A maior parte dos estudos com dados epidemiológicos das demências no Brasil foi realizada em cidades do sudeste do país [7-9]. A escassez de informações a respeito desse problema em outras regiões traz dúvida sobre a real epidemiologia brasileira.

O ELSI (Estudo Longitudinal da Saúde dos Idosos)-Brasil é uma cooperação nacional que tem como objetivo coletar dados de amostras populacionais nacionalmente representativas dos idosos brasileiros. O ELSI-Brasil é a divisão nacional do Health and Retirement Studies, um grupo internacional de estudos voltados às pessoas idosas que têm metodologia similar, podendo ser comparados entre si.

Um dos estudos derivados do ELSI avaliou a epidemiologia das demências e do comprometimento cognitivo não-demência (ou CCL) no Brasil, publicado em junho de 2023 [1]. Sua metodologia envolveu a coleta de dados e testagem cognitiva sumária por entrevistadores no domicílio dos participantes.

Foram incluídos 5.249 indivíduos com idade acima de 60 anos. Nessa amostra, 8,1% deles possuíam CCL e 5,8% demência.

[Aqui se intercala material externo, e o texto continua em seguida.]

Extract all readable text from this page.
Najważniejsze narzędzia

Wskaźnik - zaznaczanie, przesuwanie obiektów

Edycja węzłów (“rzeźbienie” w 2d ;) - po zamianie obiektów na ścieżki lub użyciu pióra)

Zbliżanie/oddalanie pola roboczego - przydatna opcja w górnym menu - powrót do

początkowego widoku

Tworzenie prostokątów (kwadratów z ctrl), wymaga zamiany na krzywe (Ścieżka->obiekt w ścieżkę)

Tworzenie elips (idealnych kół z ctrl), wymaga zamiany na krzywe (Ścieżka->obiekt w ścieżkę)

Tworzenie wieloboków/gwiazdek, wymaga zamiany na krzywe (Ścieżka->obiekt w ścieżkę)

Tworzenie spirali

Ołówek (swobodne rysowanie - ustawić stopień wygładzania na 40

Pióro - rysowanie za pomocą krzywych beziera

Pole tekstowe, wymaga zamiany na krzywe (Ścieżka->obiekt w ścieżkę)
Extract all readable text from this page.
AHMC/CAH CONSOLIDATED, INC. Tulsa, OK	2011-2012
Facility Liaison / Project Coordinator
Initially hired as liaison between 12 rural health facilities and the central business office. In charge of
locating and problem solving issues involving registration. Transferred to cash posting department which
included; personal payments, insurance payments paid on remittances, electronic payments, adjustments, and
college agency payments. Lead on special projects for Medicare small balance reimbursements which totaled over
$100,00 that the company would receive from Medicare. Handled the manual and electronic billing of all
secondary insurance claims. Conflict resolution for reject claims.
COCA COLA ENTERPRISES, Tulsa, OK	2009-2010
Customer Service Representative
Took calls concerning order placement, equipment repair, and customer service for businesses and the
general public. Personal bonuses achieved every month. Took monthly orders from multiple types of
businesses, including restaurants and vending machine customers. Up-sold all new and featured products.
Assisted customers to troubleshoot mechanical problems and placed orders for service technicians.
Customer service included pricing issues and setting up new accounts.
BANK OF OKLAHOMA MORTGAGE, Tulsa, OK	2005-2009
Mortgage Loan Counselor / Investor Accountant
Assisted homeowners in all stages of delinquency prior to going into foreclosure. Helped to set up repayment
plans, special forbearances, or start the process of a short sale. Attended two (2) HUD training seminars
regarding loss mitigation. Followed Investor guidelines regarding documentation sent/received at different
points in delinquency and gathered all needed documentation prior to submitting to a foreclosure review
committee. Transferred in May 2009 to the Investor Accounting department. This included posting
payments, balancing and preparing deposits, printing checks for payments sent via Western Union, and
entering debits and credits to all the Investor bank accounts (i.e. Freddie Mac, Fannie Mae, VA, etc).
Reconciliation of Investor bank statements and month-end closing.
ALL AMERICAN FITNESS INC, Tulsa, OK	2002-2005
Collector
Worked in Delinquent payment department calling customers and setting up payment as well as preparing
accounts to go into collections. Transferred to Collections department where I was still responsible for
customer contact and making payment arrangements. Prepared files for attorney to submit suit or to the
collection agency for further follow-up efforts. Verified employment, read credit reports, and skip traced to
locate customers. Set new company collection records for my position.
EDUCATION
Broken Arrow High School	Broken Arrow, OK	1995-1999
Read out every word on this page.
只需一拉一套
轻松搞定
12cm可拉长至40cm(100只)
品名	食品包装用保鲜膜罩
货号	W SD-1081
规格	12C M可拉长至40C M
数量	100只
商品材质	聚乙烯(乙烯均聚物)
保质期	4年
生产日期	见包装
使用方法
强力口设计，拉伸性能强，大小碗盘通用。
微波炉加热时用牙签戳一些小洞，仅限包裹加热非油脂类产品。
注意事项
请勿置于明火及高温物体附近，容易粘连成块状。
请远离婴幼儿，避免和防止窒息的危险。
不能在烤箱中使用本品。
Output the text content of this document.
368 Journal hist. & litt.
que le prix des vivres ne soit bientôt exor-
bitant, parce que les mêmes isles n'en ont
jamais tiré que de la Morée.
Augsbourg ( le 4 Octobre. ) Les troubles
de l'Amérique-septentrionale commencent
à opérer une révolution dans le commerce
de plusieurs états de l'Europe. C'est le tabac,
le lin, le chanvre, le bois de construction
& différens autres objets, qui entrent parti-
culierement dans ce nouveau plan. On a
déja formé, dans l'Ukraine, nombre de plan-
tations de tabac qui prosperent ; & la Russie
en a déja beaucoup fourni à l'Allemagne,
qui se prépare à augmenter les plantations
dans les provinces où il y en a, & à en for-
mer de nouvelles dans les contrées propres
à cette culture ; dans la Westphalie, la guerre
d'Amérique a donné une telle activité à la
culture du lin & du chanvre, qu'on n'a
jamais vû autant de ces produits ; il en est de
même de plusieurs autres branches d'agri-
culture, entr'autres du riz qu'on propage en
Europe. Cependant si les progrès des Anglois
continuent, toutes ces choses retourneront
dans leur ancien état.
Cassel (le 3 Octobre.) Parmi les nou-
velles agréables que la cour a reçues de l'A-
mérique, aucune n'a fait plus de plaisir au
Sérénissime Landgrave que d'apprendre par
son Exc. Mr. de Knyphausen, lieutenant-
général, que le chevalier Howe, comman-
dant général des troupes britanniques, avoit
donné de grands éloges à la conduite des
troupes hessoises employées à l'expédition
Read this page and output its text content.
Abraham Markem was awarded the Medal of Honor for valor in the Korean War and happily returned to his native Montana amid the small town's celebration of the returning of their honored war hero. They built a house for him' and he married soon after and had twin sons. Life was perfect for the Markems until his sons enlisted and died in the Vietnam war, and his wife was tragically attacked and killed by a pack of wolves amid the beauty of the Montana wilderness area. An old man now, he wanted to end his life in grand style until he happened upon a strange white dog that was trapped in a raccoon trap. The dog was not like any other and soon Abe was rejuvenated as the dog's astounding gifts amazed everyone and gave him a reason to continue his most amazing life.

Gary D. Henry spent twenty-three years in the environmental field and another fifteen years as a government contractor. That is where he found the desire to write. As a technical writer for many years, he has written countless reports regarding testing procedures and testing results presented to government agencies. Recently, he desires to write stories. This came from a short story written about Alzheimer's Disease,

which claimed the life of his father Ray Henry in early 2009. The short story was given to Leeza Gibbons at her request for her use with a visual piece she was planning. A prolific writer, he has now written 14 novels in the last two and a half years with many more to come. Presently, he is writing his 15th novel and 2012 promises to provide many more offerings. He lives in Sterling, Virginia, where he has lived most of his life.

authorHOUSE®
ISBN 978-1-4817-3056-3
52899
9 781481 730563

A prevalência de demência foi maior nos seguintes grupos:

  • Pessoas mais velhas - prevalência de 3,2% na faixa etária de 60 a 65 anos e de 42,8% na faixa etária acima de 90 anos.
  • Mulheres
  • Baixa escolaridade
  • Depressão
  • Hipertensão arterial

Essa publicação do ELSI também traz projeções para a prevalência futura de demência no Brasil. Supondo uma incidência constante, a expectativa é que o número de casos se multiplicará por cinco até 2050.

A taxa de subdiagnóstico foi elevada - 82% das pessoas com demência não tinham diagnóstico conhecido. Essa estatística era esperada. Em um estudo de 2011, foram selecionados aleatoriamente e submetidos à testagem cognitiva pacientes idosos acompanhados no ambulatório de clínica médica do Hospital das Clínicas da Universidade de São Paulo [10]. Cerca de 83% das pessoas com prejuízos identificados nos testes não tinham seu declínio cognitivo previamente registrado em prontuário. Isso sugere que a capacitação para o diagnóstico de demência e condições relacionadas ainda precisa melhorar.

A evidência atual não permite uma recomendação de rastreio populacional de demência, porém algumas situações devem aumentar a suspeita de comprometimento cognitivo [11]. Pessoas com fatores de risco ou de grupos com maior prevalência, dificuldade de adesão terapêutica e redução da assiduidade em consultas sugerem que uma avaliação cognitiva pode ajudar. Até a propensão a cair em golpes é citada como um sinal relacionado ao comprometimento cognitivo e pode passar despercebida [12].